The hemispherical tank shown is full of water. Given that water weighs 62.5 lb/ft3, find the work required to pump the water out of the tank. (the water will be pumped out of a spigot at the top)

Homework Equations

INTEGRAL from 0 to 5 of: pi*(5-h)(25-h^2)dh

The Attempt at a Solution

INTEGRAL from 0 to 5 of: pi*(h^3-5h^2-25h+125)dh

pi*((h^4)/4 - (5h^3)/3 - 12.5h^2 + 125h)

= (3125/12)*pi ft-lb.

This answer is incorrect though...anyone know what I am doing wrong? Thanks.

 

[Dick]

You didn't use the density of water data. How would you incorporate this?

 

[m2003]

As a scientist, it is important to always double check your calculations and equations to ensure accuracy. In this case, it seems that you may have made a mistake in your integration or in setting up the equation. It is always helpful to show your work and steps so that others can help identify where the error may have occurred.

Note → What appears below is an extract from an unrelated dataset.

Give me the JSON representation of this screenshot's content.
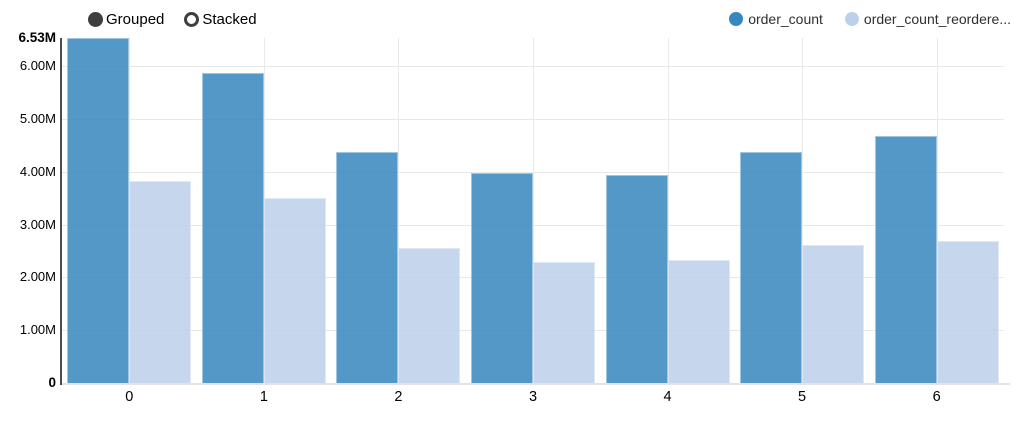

Additionally, it is important to note the units in your final answer. The given weight of water is in pounds per cubic foot, so the work should also be in units of foot-pounds. It may be helpful to convert the units before solving the problem.

Another approach to solving this problem could be using the work-energy principle, which states that the work done by an external force is equal to the change in kinetic energy of the system. In this case, the initial kinetic energy of the system (water in the tank) is zero, and the final kinetic energy is also zero since the water is being pumped out of the tank at a constant rate. Therefore, the work done by the pump is equal to the change in potential energy of the system, which is equal to the weight of the water (62.5 lb/ft3) multiplied by the height of the tank (5 ft). This would give a final answer of 312.5 ft-lb, which is the same as your attempted solution.

Overall, it is important to carefully check your equations, units, and approach when solving a problem like this. If you are still unsure, it is always helpful to seek assistance from a peer or instructor.